While the upfront investment costs are only part of the TCO calculation, they consist of the upfront investment for the loss prevention solution and, therefore, represent a large chunk of the investment. This can be lowered through:

  • A tiered approach – as described above
  • Reduced freight costs by consolidating your source tagging and distribution efforts
  • Power over Ethernet eliminating the need for electrical work – for large chains of stores that can easily save you hundreds of thousands of dollars

Maintenance, Service & Warranty

The biggest ongoing costs of a loss prevention system are the maintenance, service and warranty. However, there are some considerable cost savings if you choose a solution that offers online connectivity, remote device management, and system-internal health checks.

  • Eliminate the need for preventive maintenance (e.g., annual health checks)
  • Reduction of service calls by 70% through online maintenance as service partner can solve most problems remotely saving you the hassle of schedule expensive in-house service appointments.
  • Extended Warranty – look for an option to extend your warranty as long as possible to cover any eventual problems.

Labels & Source Tagging

The other variable costs are, of course, label and source tagging costs. Depending on which solution you chose, you might need to change how you tag. Consider partnering with your loss prevention provider to take advantage of cost-sharing with source tagging to lower your total cost of ownership.

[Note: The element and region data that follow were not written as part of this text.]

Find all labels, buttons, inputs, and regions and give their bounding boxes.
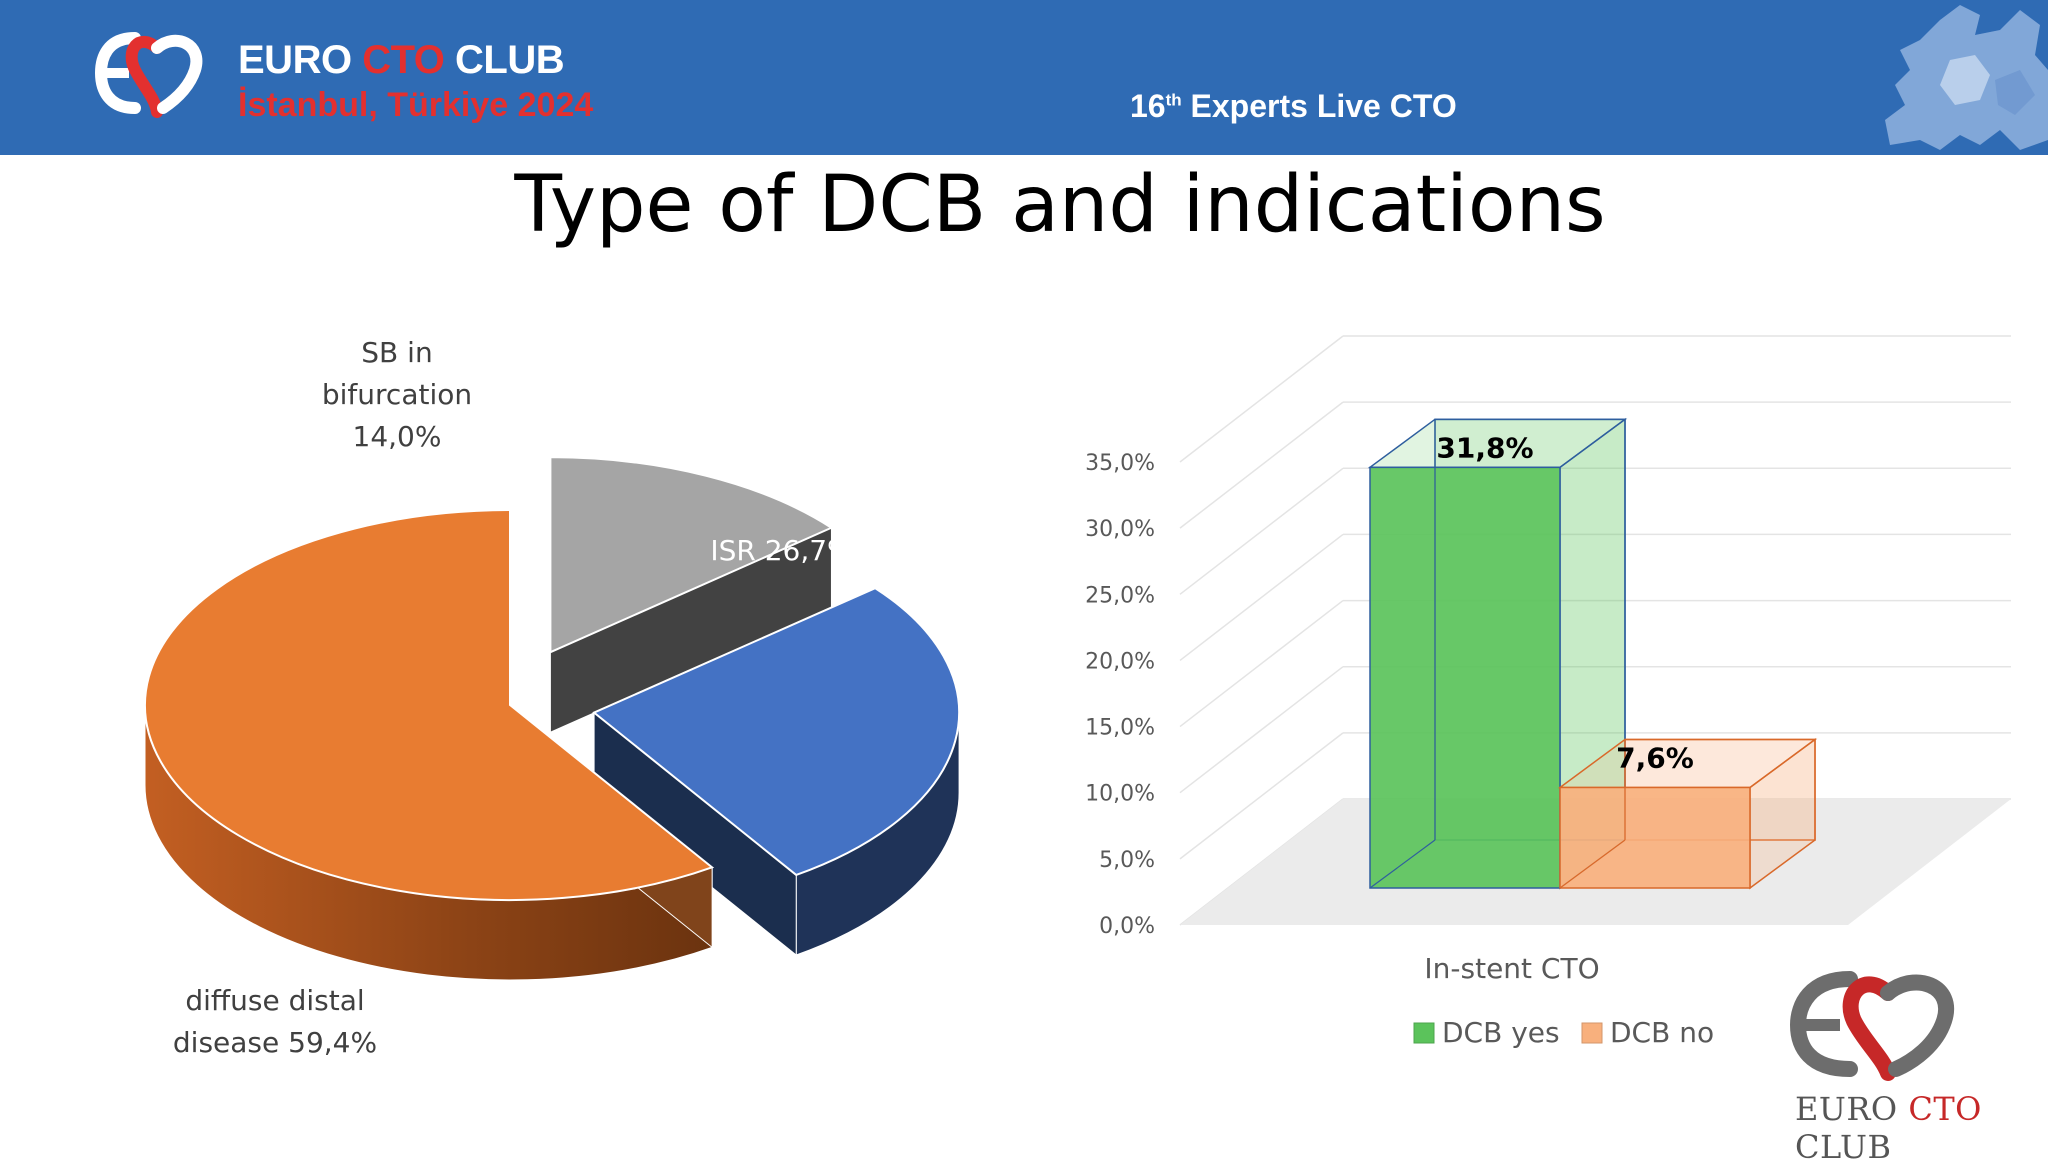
footer-logo-icon — [1789, 971, 1954, 1081]
europe-map-icon — [1885, 5, 2048, 150]
pie-label-1: ISR 26,7% — [710, 534, 853, 567]
pie-slice-2 — [144, 508, 715, 901]
y-tick-label: 25,0% — [1085, 583, 1155, 608]
y-tick-label: 30,0% — [1085, 517, 1155, 542]
x-category-label: In-stent CTO — [1424, 952, 1599, 985]
y-tick-label: 0,0% — [1099, 914, 1155, 939]
pie-label-2: diffuse distal disease 59,4% — [173, 984, 377, 1059]
footer-brand-text: EURO CTO CLUB — [1795, 1090, 1982, 1166]
slide-title: Type of DCB and indications — [514, 160, 1606, 250]
bar-chart: 0,0% 5,0% 10,0% 15,0% 20,0% 25,0% 30,0% 35,0% 31… — [1085, 335, 2011, 1049]
y-tick-label: 15,0% — [1085, 716, 1155, 741]
pie-label-0: SB in bifurcation 14,0% — [322, 336, 472, 453]
pie-chart: SB in bifurcation 14,0% ISR 26,7% diffuse di… — [144, 336, 961, 1059]
svg-text:DCB yes: DCB yes — [1442, 1016, 1560, 1049]
event-title: 16th Experts Live CTO — [1130, 88, 1457, 124]
bar-data-label-1: 7,6% — [1616, 741, 1694, 774]
y-tick-label: 20,0% — [1085, 649, 1155, 674]
pie-slice-0 — [549, 456, 834, 654]
bar-0 — [1367, 417, 1628, 890]
brand-location: İstanbul, Türkiye 2024 — [238, 86, 594, 124]
svg-text:DCB no: DCB no — [1610, 1016, 1714, 1049]
y-tick-label: 5,0% — [1099, 848, 1155, 873]
brand-name: EURO CTO CLUB — [238, 38, 565, 82]
header-banner: EURO CTO CLUB İstanbul, Türkiye 2024 16t… — [0, 0, 2048, 155]
bar-1 — [1557, 737, 1818, 890]
pie-slice-1 — [592, 587, 961, 877]
bar-data-label-0: 31,8% — [1436, 431, 1533, 464]
legend-item-0: DCB yes — [1413, 1016, 1560, 1049]
legend-item-1: DCB no — [1581, 1016, 1714, 1049]
y-tick-label: 35,0% — [1085, 451, 1155, 476]
y-tick-label: 10,0% — [1085, 782, 1155, 807]
euro-cto-club-logo — [95, 32, 203, 118]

  • Leverage the “Halo Effect” as customers usually not know which items are protected and which not. This way, you can limit the numbers of protected SKU’s.
  • Source-tagging of key articles not only ensures that these articles are protected, but it is also considerably cheaper than manual tagging.
  • Only use the best quality labels in regards to deactivation or detection so you can ensure maximum protection.


Future Upgrade Path To RFID

Even if it is not sure that your organization will move eventually to RFID in the future, you should consider RFID-ready systems.

These RF-based solutions give you an easy and especially cost-effective way to upgrade hundreds of systems to RFID within a short period by simply clipping in the RFID component. When you are ready, you will have a hybrid RF/RFID antenna or RFID-only EAS antenna system.

Also, remember, the decision to upgrade to RFID should not be postponed due to financial reasons – RFID isn’t more expensive, it is all about choosing the right company and the right antennas for you.

Bonus Tip: Life Expectancy Of Systems

Since TCO is calculated over the entire expected life of the solution you buy, you must know how you can expect the systems to function before they need to be replaced. Choose a solution that has a long proven life expectancy – for example, decades of experience have shown that Nedap systems run on average ten years or longer.

Also, if you invest now in an RFID-ready system, you future-proof your EAS systems for years to come – no matter what your path will be.


Calculating an accurate TCO is crucial when deciding on a loss prevention system. Ask your short-listed loss prevention providers to calculate a detailed TCO for their solution (and work with you to lower it) to give you the needed information to make an informed decision.